A London trader recently charged with price manipulation appears to have been using a strategy designed to trigger high-frequency trading algorithms. Whether he used an algorithm himself is beside the point: he made money because the market is dominated by computer programs responding rapidly to incoming market data, and he understood the basic logic of their structure.

Specifically, Navinder Singh Sarao is accused of having posted large sell orders that created the impression of substantial fundamental supply in the S&P E-mini futures contract:
The authorities said he used a variety of trading techniques designed to push prices sharply in one direction and then profit from other investors following the pattern or exiting the market.

The DoJ said by allegedly placing multiple, simultaneous, large-volume sell orders at different price points — a technique known as “layering”— Mr Sarao created the appearance of substantial supply in the market.
Layering is a type of spoofing, a strategy of entering bids or offers with the intent to cancel them before completion.
Who are these "other investors" that followed the pattern or exited the market? Surely not the fundamental buyers and sellers placing orders based on an analysis of information about the companies of which the index is composed. Such investors would not generally be sensitive to the kind of order book details that Sarao was trying to manipulate (though they may buy or sell using algorithms sensitive to trading volume in order to limit market impact). Furthermore, as Andrei Kirilenko and his co-authors found in a transaction level analysis, fundamental buyers and sellers account for a very small portion of daily volume in this contract.

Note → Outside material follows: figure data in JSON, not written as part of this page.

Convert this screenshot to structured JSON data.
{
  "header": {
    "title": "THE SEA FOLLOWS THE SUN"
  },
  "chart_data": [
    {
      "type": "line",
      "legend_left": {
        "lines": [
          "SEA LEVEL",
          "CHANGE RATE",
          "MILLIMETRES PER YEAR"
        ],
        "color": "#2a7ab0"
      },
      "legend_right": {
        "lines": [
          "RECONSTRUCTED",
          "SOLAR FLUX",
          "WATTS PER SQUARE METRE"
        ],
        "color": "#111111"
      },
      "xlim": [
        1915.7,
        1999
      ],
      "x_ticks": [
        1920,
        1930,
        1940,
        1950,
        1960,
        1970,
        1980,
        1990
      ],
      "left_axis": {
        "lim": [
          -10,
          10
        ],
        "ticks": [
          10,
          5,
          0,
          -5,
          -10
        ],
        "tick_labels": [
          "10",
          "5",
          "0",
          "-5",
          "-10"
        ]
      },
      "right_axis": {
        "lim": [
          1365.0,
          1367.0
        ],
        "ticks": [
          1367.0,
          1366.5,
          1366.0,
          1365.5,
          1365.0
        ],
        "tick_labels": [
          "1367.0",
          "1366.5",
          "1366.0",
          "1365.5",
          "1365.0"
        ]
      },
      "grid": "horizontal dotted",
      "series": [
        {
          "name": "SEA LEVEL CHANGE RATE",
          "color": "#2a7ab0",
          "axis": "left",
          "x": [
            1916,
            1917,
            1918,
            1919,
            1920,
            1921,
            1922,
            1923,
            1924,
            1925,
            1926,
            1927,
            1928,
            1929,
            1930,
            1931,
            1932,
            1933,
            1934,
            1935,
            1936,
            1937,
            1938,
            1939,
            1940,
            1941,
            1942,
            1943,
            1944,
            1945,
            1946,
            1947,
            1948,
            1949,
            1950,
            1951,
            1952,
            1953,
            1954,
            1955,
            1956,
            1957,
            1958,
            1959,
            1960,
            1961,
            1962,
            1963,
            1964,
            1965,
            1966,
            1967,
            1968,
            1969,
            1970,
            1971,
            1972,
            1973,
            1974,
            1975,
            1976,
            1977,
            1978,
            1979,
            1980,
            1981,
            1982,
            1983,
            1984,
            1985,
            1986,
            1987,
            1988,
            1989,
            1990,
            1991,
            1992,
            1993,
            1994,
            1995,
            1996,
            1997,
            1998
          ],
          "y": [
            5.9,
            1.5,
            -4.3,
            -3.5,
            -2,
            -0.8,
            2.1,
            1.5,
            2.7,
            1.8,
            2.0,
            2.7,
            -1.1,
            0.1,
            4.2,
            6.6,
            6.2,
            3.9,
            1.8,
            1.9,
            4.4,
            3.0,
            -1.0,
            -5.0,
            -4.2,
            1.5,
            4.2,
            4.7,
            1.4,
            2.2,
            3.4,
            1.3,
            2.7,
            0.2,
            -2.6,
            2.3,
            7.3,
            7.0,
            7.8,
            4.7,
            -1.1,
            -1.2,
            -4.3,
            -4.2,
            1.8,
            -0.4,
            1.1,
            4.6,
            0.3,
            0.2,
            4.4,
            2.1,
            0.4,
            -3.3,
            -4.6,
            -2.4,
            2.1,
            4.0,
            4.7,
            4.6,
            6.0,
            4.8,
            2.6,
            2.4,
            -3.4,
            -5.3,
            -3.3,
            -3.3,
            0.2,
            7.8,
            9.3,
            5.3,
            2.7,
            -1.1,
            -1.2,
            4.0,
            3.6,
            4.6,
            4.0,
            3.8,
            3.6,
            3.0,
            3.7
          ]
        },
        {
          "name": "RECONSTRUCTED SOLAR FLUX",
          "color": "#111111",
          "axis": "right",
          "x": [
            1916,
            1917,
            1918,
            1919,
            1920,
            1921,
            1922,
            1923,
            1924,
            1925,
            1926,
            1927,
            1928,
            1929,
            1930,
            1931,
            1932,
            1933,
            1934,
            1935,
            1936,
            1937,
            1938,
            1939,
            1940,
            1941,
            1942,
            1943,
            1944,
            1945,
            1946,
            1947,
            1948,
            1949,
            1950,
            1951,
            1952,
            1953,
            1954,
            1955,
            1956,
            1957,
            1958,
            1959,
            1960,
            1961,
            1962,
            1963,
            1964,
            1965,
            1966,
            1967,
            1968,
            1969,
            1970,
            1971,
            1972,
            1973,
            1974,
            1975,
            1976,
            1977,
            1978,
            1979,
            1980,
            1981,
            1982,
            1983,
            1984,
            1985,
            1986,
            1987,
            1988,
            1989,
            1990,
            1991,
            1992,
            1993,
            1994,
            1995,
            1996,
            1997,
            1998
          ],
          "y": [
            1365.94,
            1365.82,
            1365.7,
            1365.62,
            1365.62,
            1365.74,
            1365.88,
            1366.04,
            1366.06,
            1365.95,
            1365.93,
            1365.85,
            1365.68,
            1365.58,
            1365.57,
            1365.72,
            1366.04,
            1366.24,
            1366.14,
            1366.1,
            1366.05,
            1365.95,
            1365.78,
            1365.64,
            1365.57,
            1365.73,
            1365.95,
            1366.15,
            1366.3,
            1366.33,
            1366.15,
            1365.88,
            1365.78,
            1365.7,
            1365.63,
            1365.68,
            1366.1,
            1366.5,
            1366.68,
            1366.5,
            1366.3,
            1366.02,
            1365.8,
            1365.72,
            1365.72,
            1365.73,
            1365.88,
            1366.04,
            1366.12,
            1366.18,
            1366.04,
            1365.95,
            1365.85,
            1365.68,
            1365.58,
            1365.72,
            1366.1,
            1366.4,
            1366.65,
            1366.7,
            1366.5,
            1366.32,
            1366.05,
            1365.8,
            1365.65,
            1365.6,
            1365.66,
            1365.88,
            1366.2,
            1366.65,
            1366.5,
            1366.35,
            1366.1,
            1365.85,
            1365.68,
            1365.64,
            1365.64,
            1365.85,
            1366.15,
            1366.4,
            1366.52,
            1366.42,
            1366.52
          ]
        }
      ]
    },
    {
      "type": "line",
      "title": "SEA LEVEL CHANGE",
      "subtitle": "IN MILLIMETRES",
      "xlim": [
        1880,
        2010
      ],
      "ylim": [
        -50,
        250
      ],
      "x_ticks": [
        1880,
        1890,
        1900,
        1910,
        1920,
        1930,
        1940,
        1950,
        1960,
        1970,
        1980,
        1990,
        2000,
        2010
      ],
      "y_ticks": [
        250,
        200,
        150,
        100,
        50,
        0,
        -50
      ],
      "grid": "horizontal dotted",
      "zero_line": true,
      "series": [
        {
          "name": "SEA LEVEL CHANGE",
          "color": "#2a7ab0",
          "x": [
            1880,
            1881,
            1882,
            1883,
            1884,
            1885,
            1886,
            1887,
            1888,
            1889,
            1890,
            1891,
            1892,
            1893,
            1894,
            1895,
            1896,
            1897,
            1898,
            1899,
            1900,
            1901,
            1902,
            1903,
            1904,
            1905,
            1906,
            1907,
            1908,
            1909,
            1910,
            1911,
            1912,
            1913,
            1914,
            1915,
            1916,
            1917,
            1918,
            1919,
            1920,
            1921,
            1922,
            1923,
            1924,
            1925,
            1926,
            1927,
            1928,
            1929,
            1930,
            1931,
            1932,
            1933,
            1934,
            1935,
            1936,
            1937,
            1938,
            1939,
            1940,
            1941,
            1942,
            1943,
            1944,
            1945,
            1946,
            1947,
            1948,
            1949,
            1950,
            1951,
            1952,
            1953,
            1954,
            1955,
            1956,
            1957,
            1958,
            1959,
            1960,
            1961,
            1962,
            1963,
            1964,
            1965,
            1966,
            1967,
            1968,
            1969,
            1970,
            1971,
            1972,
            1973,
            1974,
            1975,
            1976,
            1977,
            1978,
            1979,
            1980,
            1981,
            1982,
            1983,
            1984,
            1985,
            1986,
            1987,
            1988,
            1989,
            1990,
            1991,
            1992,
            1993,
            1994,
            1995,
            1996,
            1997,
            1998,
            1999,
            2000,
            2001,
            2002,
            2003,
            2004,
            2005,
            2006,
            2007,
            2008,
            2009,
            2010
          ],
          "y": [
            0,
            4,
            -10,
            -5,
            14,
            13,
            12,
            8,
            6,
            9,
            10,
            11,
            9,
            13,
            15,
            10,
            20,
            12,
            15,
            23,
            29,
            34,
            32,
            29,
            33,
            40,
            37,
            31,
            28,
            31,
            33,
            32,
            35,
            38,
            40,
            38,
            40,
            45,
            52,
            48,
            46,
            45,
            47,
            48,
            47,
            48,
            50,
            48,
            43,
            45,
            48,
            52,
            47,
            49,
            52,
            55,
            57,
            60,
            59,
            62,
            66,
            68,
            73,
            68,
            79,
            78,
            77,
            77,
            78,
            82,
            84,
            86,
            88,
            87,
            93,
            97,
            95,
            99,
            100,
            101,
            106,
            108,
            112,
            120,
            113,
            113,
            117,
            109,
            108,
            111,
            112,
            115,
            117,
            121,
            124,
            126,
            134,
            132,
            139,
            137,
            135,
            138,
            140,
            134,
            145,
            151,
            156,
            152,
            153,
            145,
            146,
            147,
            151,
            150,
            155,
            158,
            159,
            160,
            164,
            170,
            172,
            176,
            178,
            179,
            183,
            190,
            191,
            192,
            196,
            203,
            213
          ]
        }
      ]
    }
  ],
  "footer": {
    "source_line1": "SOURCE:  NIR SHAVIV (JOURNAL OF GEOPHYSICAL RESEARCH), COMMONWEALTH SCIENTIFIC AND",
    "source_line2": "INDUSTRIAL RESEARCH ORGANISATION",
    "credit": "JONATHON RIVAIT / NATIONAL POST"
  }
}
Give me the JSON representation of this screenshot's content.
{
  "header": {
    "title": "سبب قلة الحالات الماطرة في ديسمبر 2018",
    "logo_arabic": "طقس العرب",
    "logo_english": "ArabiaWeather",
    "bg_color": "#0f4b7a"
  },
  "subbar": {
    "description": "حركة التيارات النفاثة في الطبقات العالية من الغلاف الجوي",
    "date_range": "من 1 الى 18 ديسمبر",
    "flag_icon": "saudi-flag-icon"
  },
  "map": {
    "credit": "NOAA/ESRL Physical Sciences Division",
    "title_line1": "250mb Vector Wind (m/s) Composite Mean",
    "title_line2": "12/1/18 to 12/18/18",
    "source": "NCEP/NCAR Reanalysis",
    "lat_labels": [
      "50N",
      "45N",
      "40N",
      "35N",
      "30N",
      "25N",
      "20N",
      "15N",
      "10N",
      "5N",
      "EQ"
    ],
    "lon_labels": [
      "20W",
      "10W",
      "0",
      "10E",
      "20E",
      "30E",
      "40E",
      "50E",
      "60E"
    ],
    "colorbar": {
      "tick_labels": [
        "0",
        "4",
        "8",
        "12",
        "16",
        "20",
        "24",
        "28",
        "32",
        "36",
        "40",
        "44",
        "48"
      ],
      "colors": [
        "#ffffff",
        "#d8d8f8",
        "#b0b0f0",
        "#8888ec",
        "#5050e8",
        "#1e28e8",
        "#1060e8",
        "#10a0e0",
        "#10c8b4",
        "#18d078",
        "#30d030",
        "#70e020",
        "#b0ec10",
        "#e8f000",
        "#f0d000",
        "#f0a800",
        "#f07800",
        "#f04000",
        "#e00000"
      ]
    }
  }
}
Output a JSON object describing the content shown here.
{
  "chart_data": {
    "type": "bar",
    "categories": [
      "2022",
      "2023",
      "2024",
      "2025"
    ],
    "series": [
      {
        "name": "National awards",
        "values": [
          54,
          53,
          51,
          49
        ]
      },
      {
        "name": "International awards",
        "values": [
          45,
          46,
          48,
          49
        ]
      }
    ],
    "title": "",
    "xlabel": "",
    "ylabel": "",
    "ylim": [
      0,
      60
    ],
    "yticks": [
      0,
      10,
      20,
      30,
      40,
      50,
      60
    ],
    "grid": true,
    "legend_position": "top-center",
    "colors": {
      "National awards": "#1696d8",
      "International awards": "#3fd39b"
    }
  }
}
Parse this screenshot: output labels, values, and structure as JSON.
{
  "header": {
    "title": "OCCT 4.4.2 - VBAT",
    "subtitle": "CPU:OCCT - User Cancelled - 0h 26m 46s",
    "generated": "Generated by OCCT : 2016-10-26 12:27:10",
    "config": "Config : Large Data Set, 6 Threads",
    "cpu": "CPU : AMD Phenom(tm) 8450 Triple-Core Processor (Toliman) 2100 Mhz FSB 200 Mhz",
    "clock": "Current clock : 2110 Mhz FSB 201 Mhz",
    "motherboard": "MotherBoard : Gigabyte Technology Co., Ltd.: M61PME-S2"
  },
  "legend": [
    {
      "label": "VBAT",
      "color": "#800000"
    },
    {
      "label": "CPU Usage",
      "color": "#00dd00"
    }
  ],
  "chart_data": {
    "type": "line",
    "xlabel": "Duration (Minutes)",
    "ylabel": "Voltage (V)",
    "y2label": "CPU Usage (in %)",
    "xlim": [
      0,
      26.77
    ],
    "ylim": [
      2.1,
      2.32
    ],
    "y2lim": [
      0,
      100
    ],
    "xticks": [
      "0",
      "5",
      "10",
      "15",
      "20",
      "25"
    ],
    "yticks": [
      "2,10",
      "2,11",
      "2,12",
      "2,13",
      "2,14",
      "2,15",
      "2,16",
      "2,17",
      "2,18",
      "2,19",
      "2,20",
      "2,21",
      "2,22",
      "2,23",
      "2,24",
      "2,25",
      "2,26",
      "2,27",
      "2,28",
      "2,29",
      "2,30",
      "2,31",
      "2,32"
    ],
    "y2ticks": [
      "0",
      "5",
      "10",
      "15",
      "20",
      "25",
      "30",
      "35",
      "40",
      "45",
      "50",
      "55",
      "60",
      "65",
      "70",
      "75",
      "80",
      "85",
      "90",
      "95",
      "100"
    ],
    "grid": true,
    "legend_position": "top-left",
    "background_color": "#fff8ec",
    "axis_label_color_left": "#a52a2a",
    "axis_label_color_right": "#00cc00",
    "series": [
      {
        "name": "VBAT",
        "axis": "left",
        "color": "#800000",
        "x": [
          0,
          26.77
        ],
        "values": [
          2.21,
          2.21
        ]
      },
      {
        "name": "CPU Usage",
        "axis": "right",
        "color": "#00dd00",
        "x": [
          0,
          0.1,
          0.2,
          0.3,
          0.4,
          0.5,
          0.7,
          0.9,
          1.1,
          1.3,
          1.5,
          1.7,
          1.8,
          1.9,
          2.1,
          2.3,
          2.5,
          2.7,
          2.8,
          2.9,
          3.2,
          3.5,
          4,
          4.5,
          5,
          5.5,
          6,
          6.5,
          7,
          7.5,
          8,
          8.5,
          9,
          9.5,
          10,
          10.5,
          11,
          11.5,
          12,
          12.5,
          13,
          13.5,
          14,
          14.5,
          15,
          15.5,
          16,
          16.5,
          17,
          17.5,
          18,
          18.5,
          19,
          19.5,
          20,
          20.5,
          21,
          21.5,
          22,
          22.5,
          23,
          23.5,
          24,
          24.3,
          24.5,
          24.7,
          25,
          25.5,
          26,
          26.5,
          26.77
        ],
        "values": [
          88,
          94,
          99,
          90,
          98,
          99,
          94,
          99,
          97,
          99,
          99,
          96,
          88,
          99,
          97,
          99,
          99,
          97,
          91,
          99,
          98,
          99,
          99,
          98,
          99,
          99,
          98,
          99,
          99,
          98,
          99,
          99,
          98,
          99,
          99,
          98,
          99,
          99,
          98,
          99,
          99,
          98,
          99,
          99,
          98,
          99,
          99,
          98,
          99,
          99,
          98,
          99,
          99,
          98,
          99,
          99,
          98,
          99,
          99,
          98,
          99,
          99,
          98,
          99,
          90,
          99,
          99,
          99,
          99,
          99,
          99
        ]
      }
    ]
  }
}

As far as I can tell, the strategies that Sarao was trying to trigger were high-frequency trading programs that combine passive market making with aggressive order anticipation based on privileged access and rapid responses to incoming market data. Such strategies correspond to just one percent of accounts on this exchange, but are responsible for almost half of all trading volume and appear on one or both sides of almost three-quarters of traded contracts.

The most sophisticated algorithms would have detected Sarao's spoofing and may even have tried to profit from it, but less nimble ones would have fallen prey. In this manner he was able to syphon off a modest portion of HFT profits, amounting to about four forty million dollars over four years.

What is strange about this case is the fact that spoofing of this kind is, to quote one market observer, as common as oxygen. It is frequently used and defended against within the high frequency trading community. So why was Sarao singled out for prosecution? I suspect that it was because his was a relatively small account, using a simple and fairly transparent strategy. Larger firms that combine multiple strategies with continually evolving algorithms will not display so clear a signature. 

It's important to distinguish Sarao's strategy from the ecology within which it was able to thrive. A key feature of this ecology is the widespread use of information extracting strategies, the proliferation of which makes direct investments in the acquisition and analysis of fundamental information less profitable, and makes extreme events such as the flash crash practically inevitable.